The ruling class.
Learning how to use a Hex editor to hack save game files.
Learning the distinction between big-endian and little-endian (by trial and error) when evaluating the field used to store experience.
I came here to remark that I never owned an Amiga, nor a Neo Geo.
The himem and config.sys setting and trying to squeeze another few kb from somewhere to get some Ultima game to run.
Wait… what is the FIRST most-elite caste of the gaming master race?

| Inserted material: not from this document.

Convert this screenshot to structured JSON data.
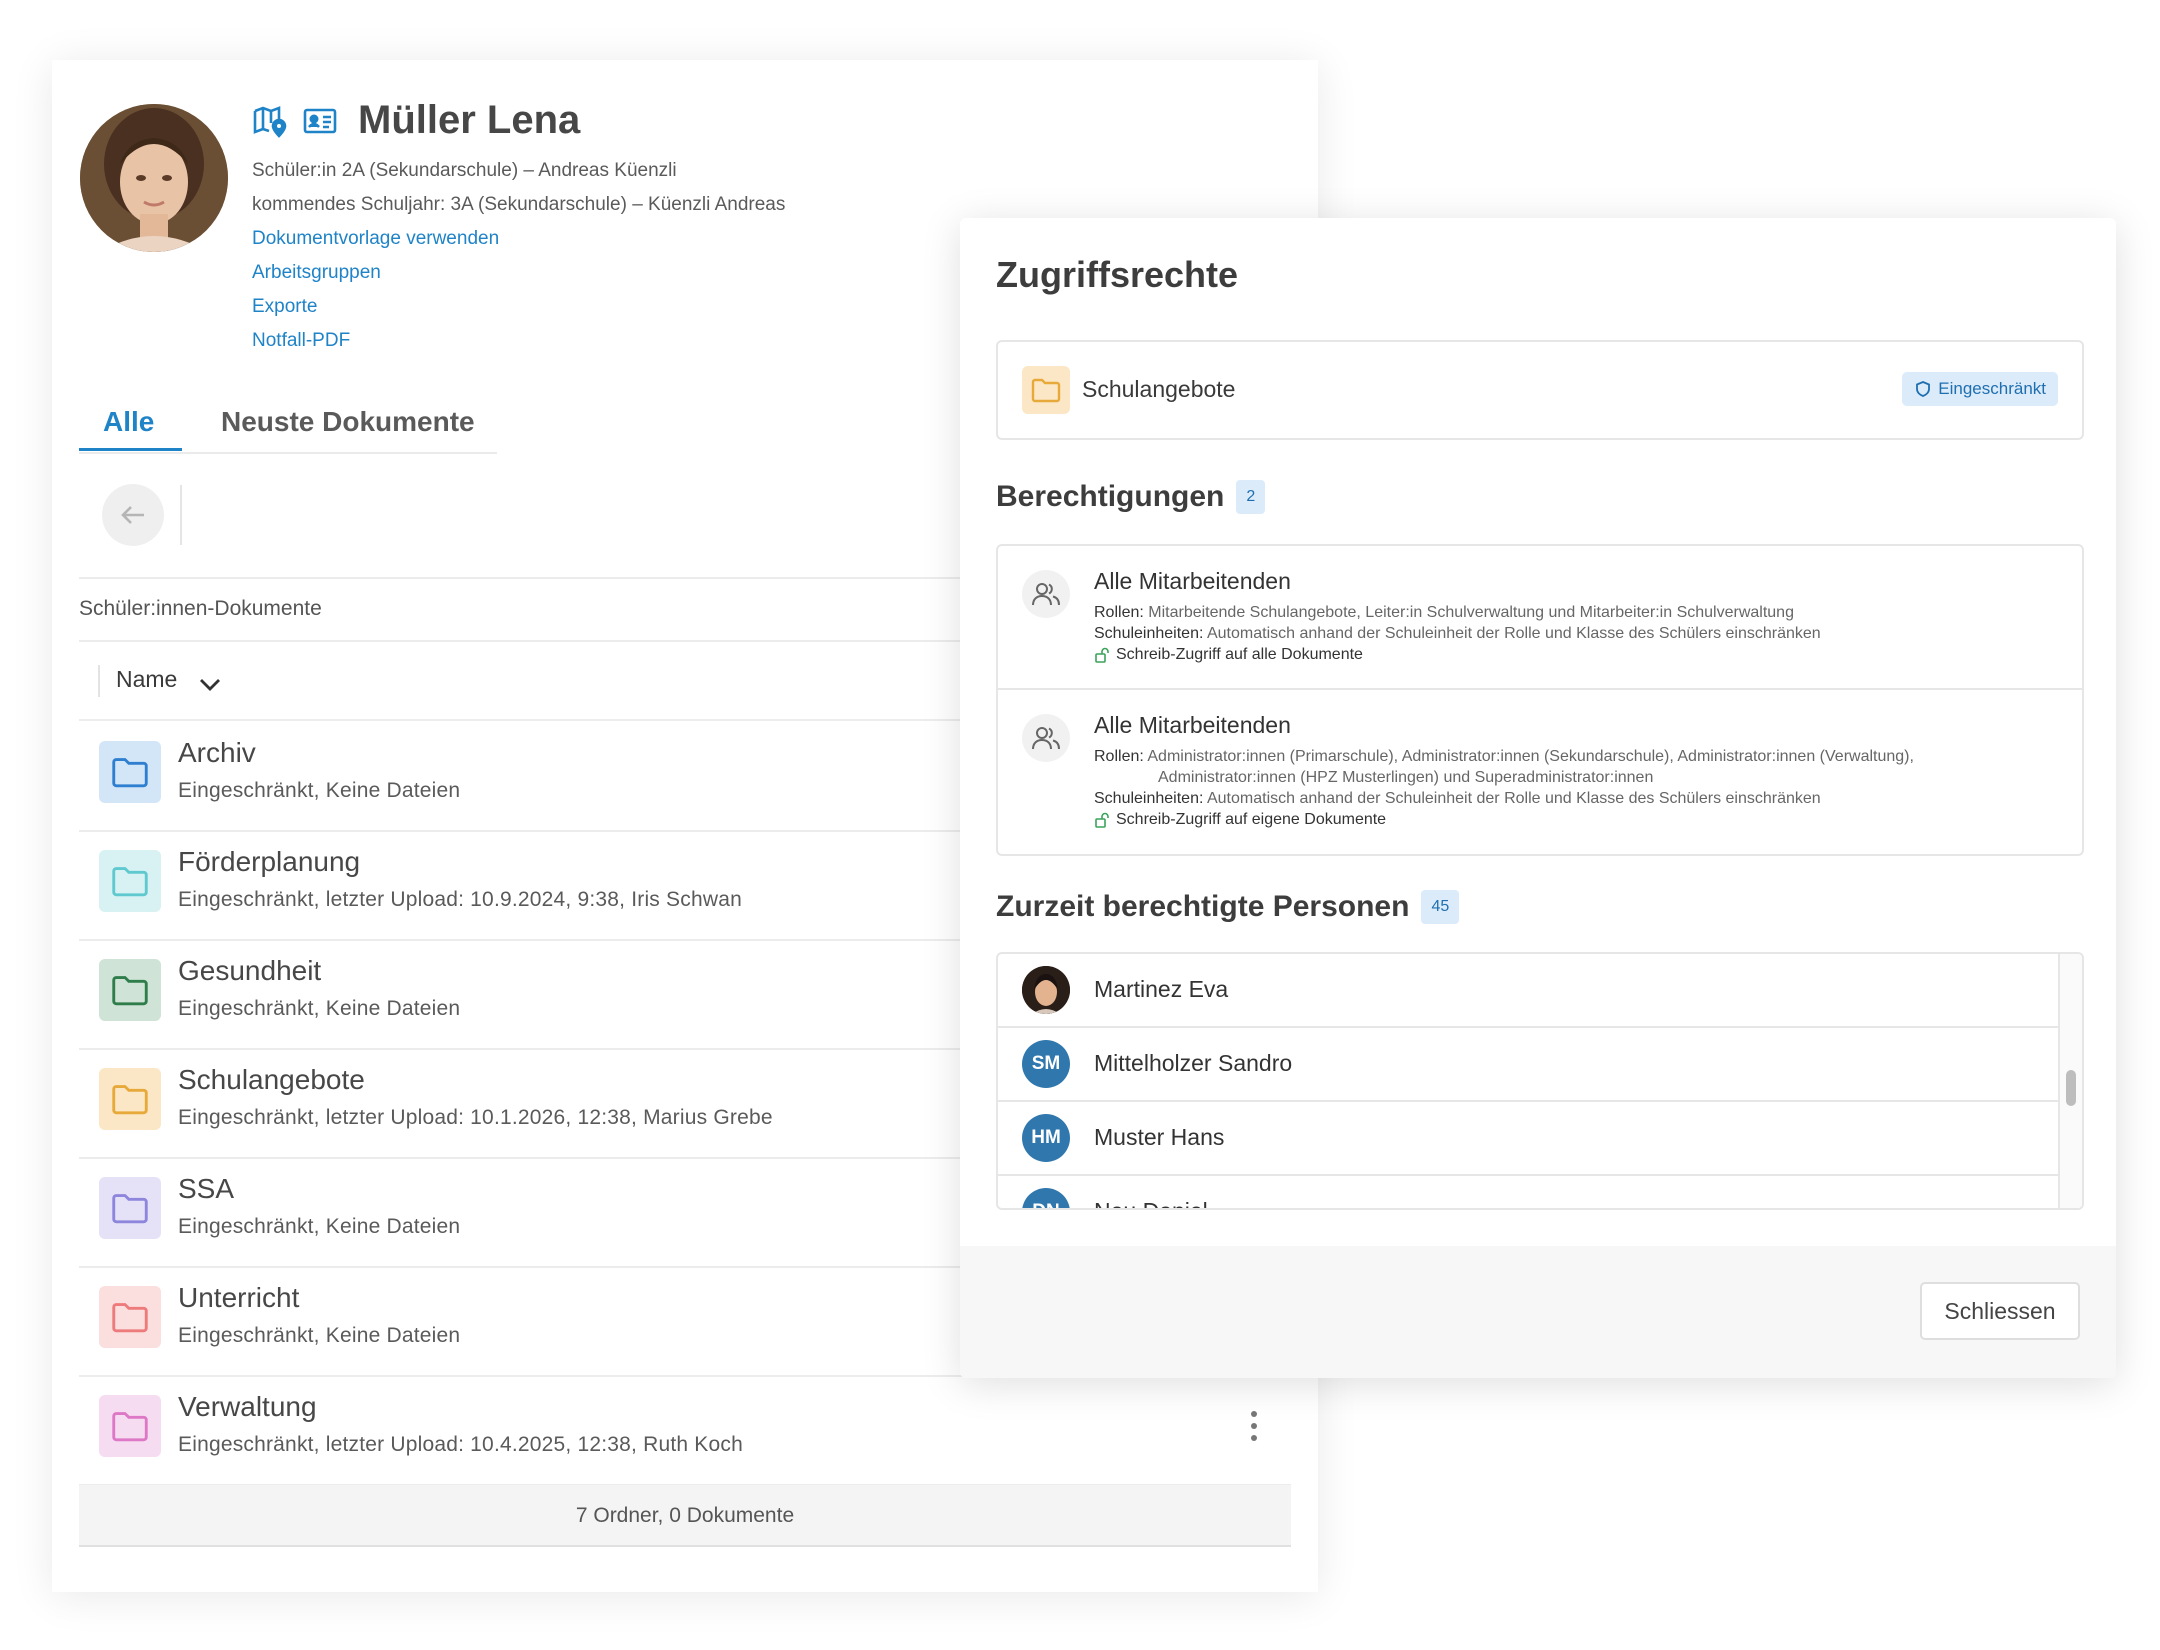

Did I miss something?
Well, doi… I’m still playing Nethack and seem to re-install DosBox every few years.
Gaming pushes tech (and tech skills) and the DOS-era was no exception.
Bruce “Extended Memory” Young
I remember the night I downloaded the Doom shareware from a local BBS and got it running for the first time, sitting in my parents’ den, absolutely unable to believe that a game could be THAT scary.
DOS gaming…and you have a pic of AMIGA work bench disk? huh
edit autoexec.bat
Take out the mouse driver to squeeze even more mem to run whatever game I had fancy.
Push the “turbo” button to cheat at shooter type games.
Scream at IRQ or plug and play settings when they conflict with the COMs which you also need for other devices you had running at the time.
Pong modders, obviously.
Pre-DOS: Anyone up for a few hours of M.U.L.E?
Bard’s Tale, Might and Magic, Ultima and the D&D games (Pools of Radiance, etc.) all used up huge hours of my life. I didn’t do much with hardware, but I did teach myself to code in GW-BASIC to try to make games of my own. Unfortunately for a while I thought I could only have a single variable named Counter. Wow did that make coding hard on my 10-year-old mind.
That article’s a nice little mix of memories. Two of them combined for me - being rubbish at keyboard dexterity so being happy just to watch the neighbor play instead. He would spend the agonizing hours on each screen, then the next day I got a quick and fun walk-thru. Made the Last Crusade seem so simple, just breezing through the catacombs.
This reminded me of a time once in my teens going back to a shop after buying a game (mid nineties I guess) and a guy in the busy weekend shop taking time to not only explain but to write down various things I could do to the autoexec.bat and creating boot disks, etc. to solve the problem. Is there a modern comparison?
DOS? Really? In my day, real hackers were fluent in machine code.
I once used a hex editor to recreate, as best I could, the map from ULTIMA 3, my copy of which got scraggled.
Half of the map was messed up. I used the editor to create giant grasslands in roughly the shape of Sosaria, or whatever the place was called.
I had a list of town locations, so I was able to navigate to them. I remember having to re-edit the map to move the southern shoreline of my map down a bit, because Skara Brea (?), the magicians’ town that only appeared during certain phases of the moons, was blinking into existence in the ocean.
I never could get past the Big Nazi at the castle… Sigh.
1994-95 were the golden years of gaming.
Jazz Jackrabbit, One Must Fall: 2097, Warcraft, Under A Killing Moon, x-com, Descent, Terminal Velocity, Full Throttle, Command and Conquer, Black Thorne, Cannon Fodder, Cool Spot, Heretic, Doom 2, King’s Quest VII, Master of Magic, Mortal Kombat II, Raptor, Sam & Max Hit the Road, Sim City 2000, Super Street Fighter II Turbo, Master of Orion, Rise of the Triad and Jagged Alliance.
If you knew how to edit a .bat file you had every game worth playing back then.
I’d say us TRS-80 gamers were more 'leet than those DOS gamers.
Still, by the time some of those XVGA PC games came around, even Temple of Apshai, Apple Panic, Voyage of the Valkyrie, Sea Dragon, Empire, Cosmic Fighter, Attack Force, Deathmaze 5000, and Armageddon 1998 started looking a bit long in the tooth.
Thanks. Just one casual mention and now I’m going to have that midi M.U.L.E. song running through my head for the next few hours.